Hace unos años pudimos constatar que había al menos dos modos distintos de entender la microhistoria. Uno de ellos, el más temprano en cuanto a su formulación, era el que representaba Edoardo Grendi; otro, el que se encarnaba sobre todo en la obra de Carlo Ginzburg. El primero tenía por objeto el análisis de las relaciones sociales en agregados de reducidas dimensiones; el segundo se proponía el estudio de las formas culturales y su condensación en sujetos o grupos. Grendi subrayaba la importancia del contexto, en este caso a la manera de Edward Palmer Thompson, es decir, como las coordenadas espacio-temporales que delimitan un hecho y que lo convierten en eslabón de una cadena de significados, un contexto cuyos límites son los de esos agregados de reducidas dimensiones. A lo sumo, pues, podríamos hablar de distintas prácticas microhistóricas.

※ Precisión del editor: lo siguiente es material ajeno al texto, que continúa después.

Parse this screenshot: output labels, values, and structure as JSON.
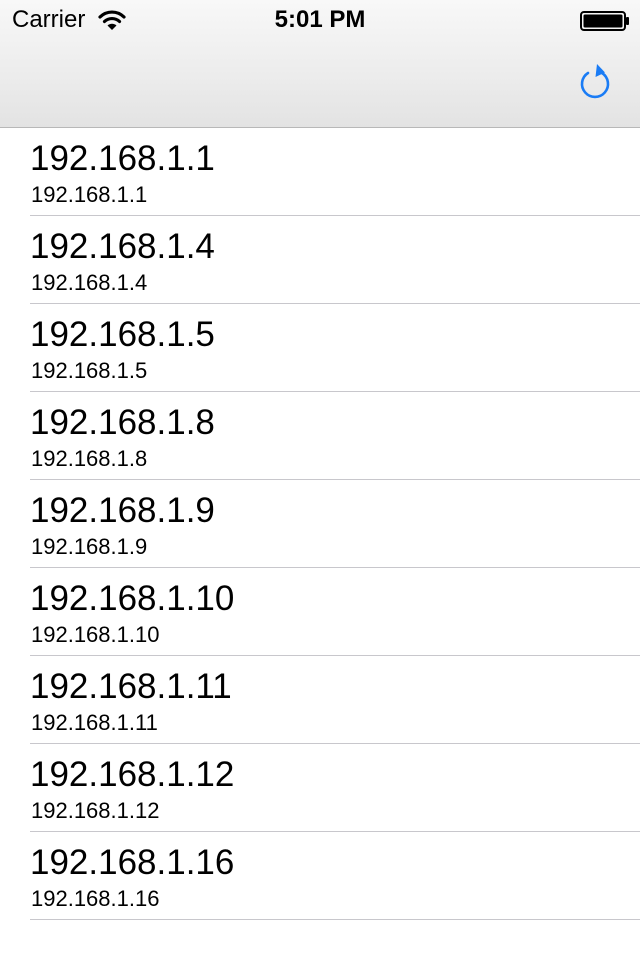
{
  "status_bar": {
    "carrier": "Carrier",
    "time": "5:01 PM",
    "wifi_icon": "wifi-icon",
    "battery_icon": "battery-icon"
  },
  "nav_bar": {
    "refresh_icon": "refresh-icon",
    "accent_color": "#1a7cf5"
  },
  "hosts": [
    {
      "title": "192.168.1.1",
      "subtitle": "192.168.1.1"
    },
    {
      "title": "192.168.1.4",
      "subtitle": "192.168.1.4"
    },
    {
      "title": "192.168.1.5",
      "subtitle": "192.168.1.5"
    },
    {
      "title": "192.168.1.8",
      "subtitle": "192.168.1.8"
    },
    {
      "title": "192.168.1.9",
      "subtitle": "192.168.1.9"
    },
    {
      "title": "192.168.1.10",
      "subtitle": "192.168.1.10"
    },
    {
      "title": "192.168.1.11",
      "subtitle": "192.168.1.11"
    },
    {
      "title": "192.168.1.12",
      "subtitle": "192.168.1.12"
    },
    {
      "title": "192.168.1.16",
      "subtitle": "192.168.1.16"
    }
  ]
}
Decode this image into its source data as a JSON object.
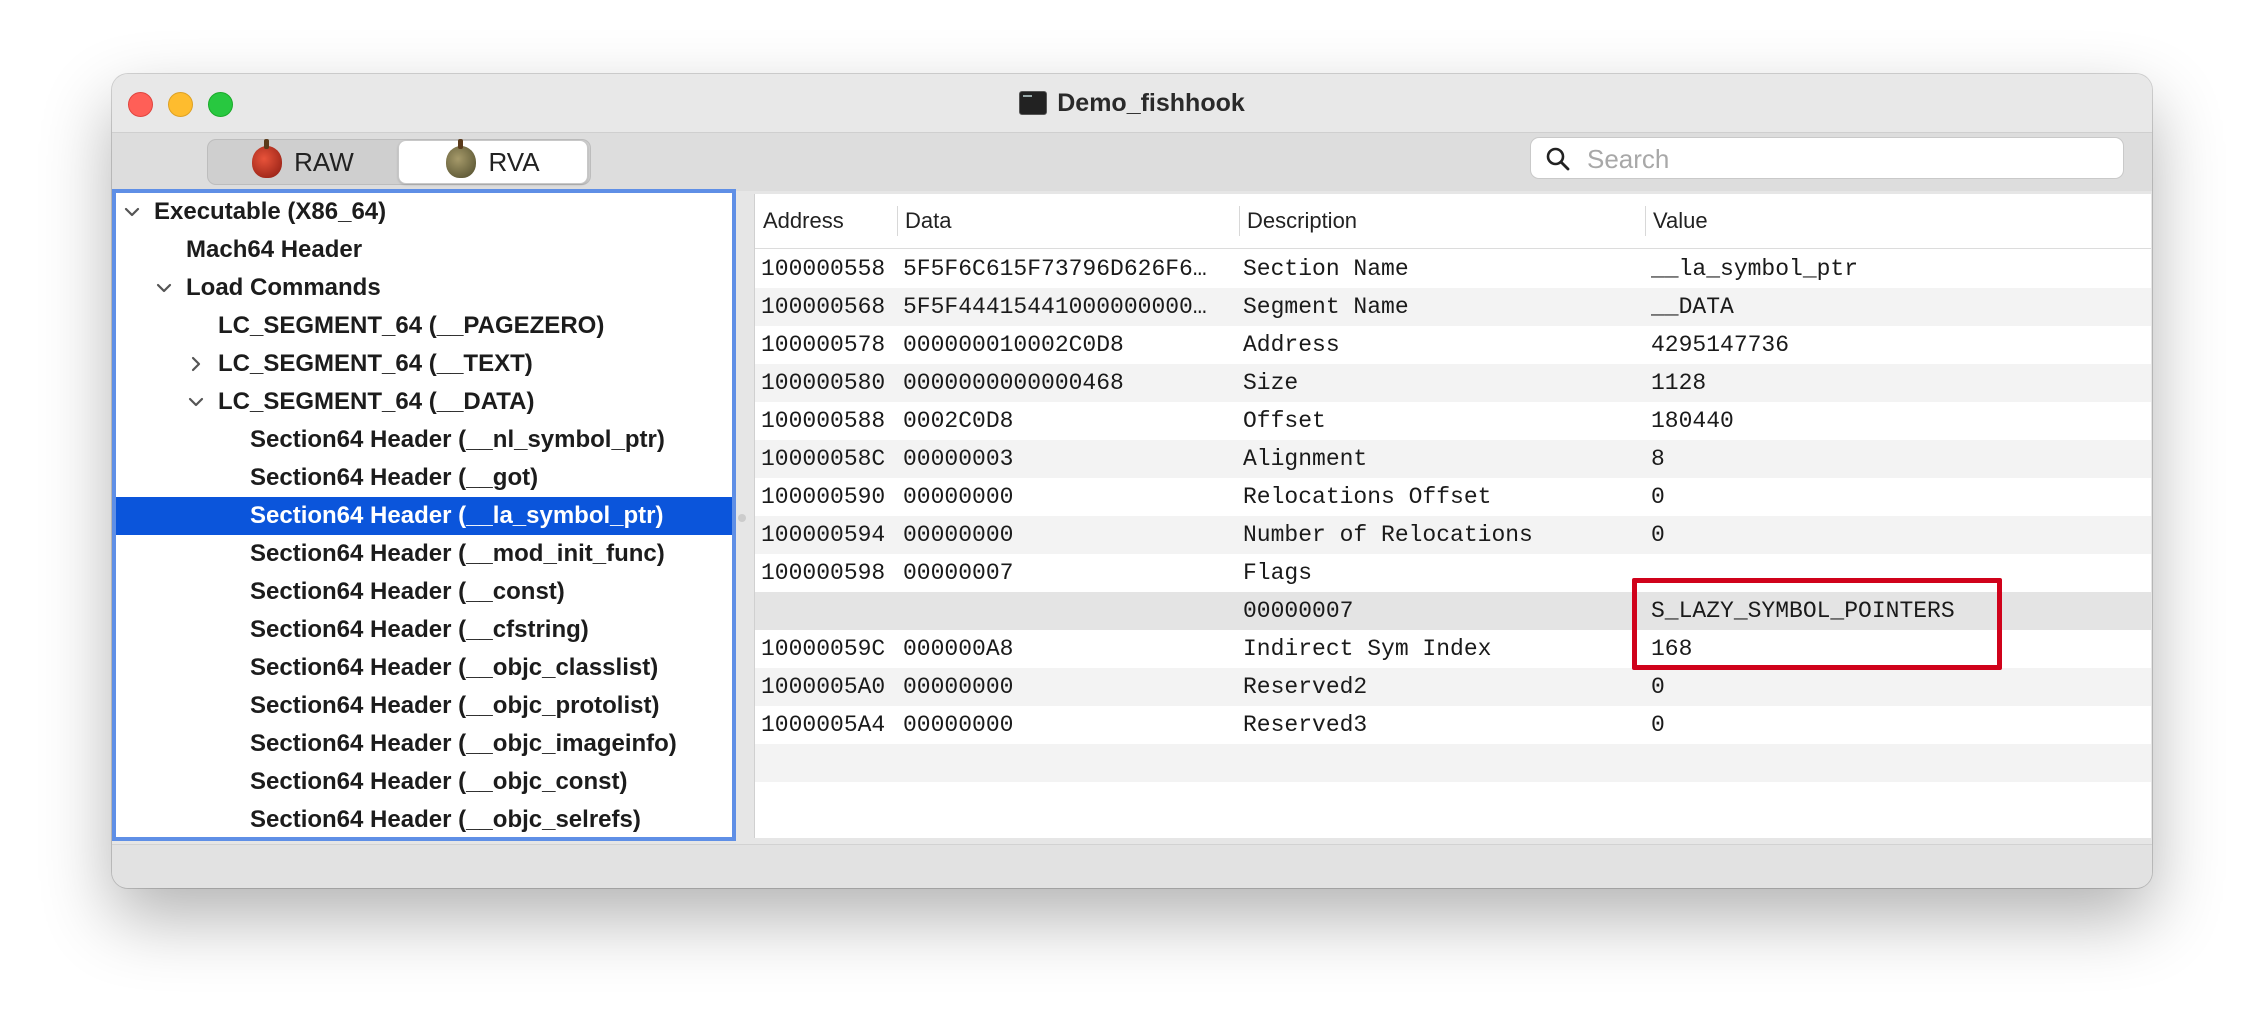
{
  "window": {
    "title": "Demo_fishhook"
  },
  "toolbar": {
    "raw_label": "RAW",
    "rva_label": "RVA",
    "search_placeholder": "Search"
  },
  "tree": [
    {
      "label": "Executable  (X86_64)",
      "chevron": "down",
      "selected": false
    },
    {
      "label": "Mach64 Header",
      "chevron": "none",
      "selected": false
    },
    {
      "label": "Load Commands",
      "chevron": "down",
      "selected": false
    },
    {
      "label": "LC_SEGMENT_64 (__PAGEZERO)",
      "chevron": "none",
      "selected": false
    },
    {
      "label": "LC_SEGMENT_64 (__TEXT)",
      "chevron": "right",
      "selected": false
    },
    {
      "label": "LC_SEGMENT_64 (__DATA)",
      "chevron": "down",
      "selected": false
    },
    {
      "label": "Section64 Header (__nl_symbol_ptr)",
      "chevron": "none",
      "selected": false
    },
    {
      "label": "Section64 Header (__got)",
      "chevron": "none",
      "selected": false
    },
    {
      "label": "Section64 Header (__la_symbol_ptr)",
      "chevron": "none",
      "selected": true
    },
    {
      "label": "Section64 Header (__mod_init_func)",
      "chevron": "none",
      "selected": false
    },
    {
      "label": "Section64 Header (__const)",
      "chevron": "none",
      "selected": false
    },
    {
      "label": "Section64 Header (__cfstring)",
      "chevron": "none",
      "selected": false
    },
    {
      "label": "Section64 Header (__objc_classlist)",
      "chevron": "none",
      "selected": false
    },
    {
      "label": "Section64 Header (__objc_protolist)",
      "chevron": "none",
      "selected": false
    },
    {
      "label": "Section64 Header (__objc_imageinfo)",
      "chevron": "none",
      "selected": false
    },
    {
      "label": "Section64 Header (__objc_const)",
      "chevron": "none",
      "selected": false
    },
    {
      "label": "Section64 Header (__objc_selrefs)",
      "chevron": "none",
      "selected": false
    }
  ],
  "table": {
    "columns": [
      "Address",
      "Data",
      "Description",
      "Value"
    ],
    "rows": [
      {
        "address": "100000558",
        "data": "5F5F6C615F73796D626F6…",
        "description": "Section Name",
        "value": "__la_symbol_ptr"
      },
      {
        "address": "100000568",
        "data": "5F5F44415441000000000…",
        "description": "Segment Name",
        "value": "__DATA"
      },
      {
        "address": "100000578",
        "data": "000000010002C0D8",
        "description": "Address",
        "value": "4295147736"
      },
      {
        "address": "100000580",
        "data": "0000000000000468",
        "description": "Size",
        "value": "1128"
      },
      {
        "address": "100000588",
        "data": "0002C0D8",
        "description": "Offset",
        "value": "180440"
      },
      {
        "address": "10000058C",
        "data": "00000003",
        "description": "Alignment",
        "value": "8"
      },
      {
        "address": "100000590",
        "data": "00000000",
        "description": "Relocations Offset",
        "value": "0"
      },
      {
        "address": "100000594",
        "data": "00000000",
        "description": "Number of Relocations",
        "value": "0"
      },
      {
        "address": "100000598",
        "data": "00000007",
        "description": "Flags",
        "value": ""
      },
      {
        "address": "",
        "data": "",
        "description": "00000007",
        "value": "S_LAZY_SYMBOL_POINTERS"
      },
      {
        "address": "10000059C",
        "data": "000000A8",
        "description": "Indirect Sym Index",
        "value": "168"
      },
      {
        "address": "1000005A0",
        "data": "00000000",
        "description": "Reserved2",
        "value": "0"
      },
      {
        "address": "1000005A4",
        "data": "00000000",
        "description": "Reserved3",
        "value": "0"
      }
    ]
  },
  "colors": {
    "selection": "#0b55db",
    "sidebar_focus_ring": "#5f8fe6",
    "annotation_box": "#d0021b"
  }
}
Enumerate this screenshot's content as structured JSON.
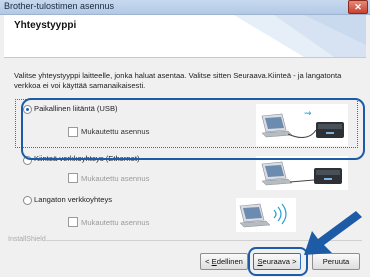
{
  "window": {
    "title": "Brother-tulostimen asennus",
    "close_glyph": "✕"
  },
  "header": {
    "title": "Yhteystyyppi"
  },
  "instruction": "Valitse yhteystyyppi laitteelle, jonka haluat asentaa. Valitse sitten Seuraava.Kiinteä - ja langatonta verkkoa ei voi käyttää samanaikaisesti.",
  "options": [
    {
      "label": "Paikallinen liitäntä (USB)",
      "selected": true,
      "custom_label": "Mukautettu asennus",
      "custom_enabled": true,
      "icon": "usb-connection-icon"
    },
    {
      "label": "Kiinteä verkkoyhteys (Ethernet)",
      "selected": false,
      "custom_label": "Mukautettu asennus",
      "custom_enabled": false,
      "icon": "ethernet-connection-icon"
    },
    {
      "label": "Langaton verkkoyhteys",
      "selected": false,
      "custom_label": "Mukautettu asennus",
      "custom_enabled": false,
      "icon": "wireless-connection-icon"
    }
  ],
  "footer": {
    "installshield": "InstallShield",
    "back_prefix": "< ",
    "back_underlined": "E",
    "back_rest": "dellinen",
    "next_prefix": "",
    "next_underlined": "S",
    "next_rest": "euraava >",
    "cancel": "Peruuta"
  },
  "colors": {
    "highlight": "#1d5ba6",
    "arrow": "#1d5ba6"
  }
}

Si antes decíamos que una de las metáforas habituales asociadas a esta corriente es la del microscopio, otra no menos frecuente es la de la escala.
Desde nuestro punto de vista, el discurso histórico está constituido por una representación, es decir, es una construcción verbal en prosa que representa algo que existió, algo desaparecido de lo que sólo quedan vestigios indirectos en las fuentes conservadas.
Ampliemos las consecuencias de la metáfora y apliquémosla al objeto que nos ocupa. En ese caso, si nos tomamos en serio lo anterior, si nos tomamos en serio aquello que no sabemos, deberemos sostener que nuestra tarea se enfrenta a límites semejantes a los del biógrafo o a los del marinero: no hay arte de pesca que arrastre todo y, más aún, allá en donde cae la red no se captura todo lo que existe.
Después de controversias historiográficas inagotables, hemos llegado a la convicción simple pero firme de que aquello que los historiadores estudian es lo concreto a partir de lo empíricamente constatable: o, mejor, aquello que hacen es dotar de sentido a hechos del pasado a partir de las informaciones que consiguen reunir.
Desde esta perspectiva, la historia local es un ámbito óptimo para proponer explicaciones cabales de la acción humana. ¿Por qué razón? Porque todo enunciado deberá remitir a los microfundamentos de una acción real, emprendida por sujetos reales y no por las hipóstasis abstractas que constituyen los tipos medios de lo estadísticamente dominante.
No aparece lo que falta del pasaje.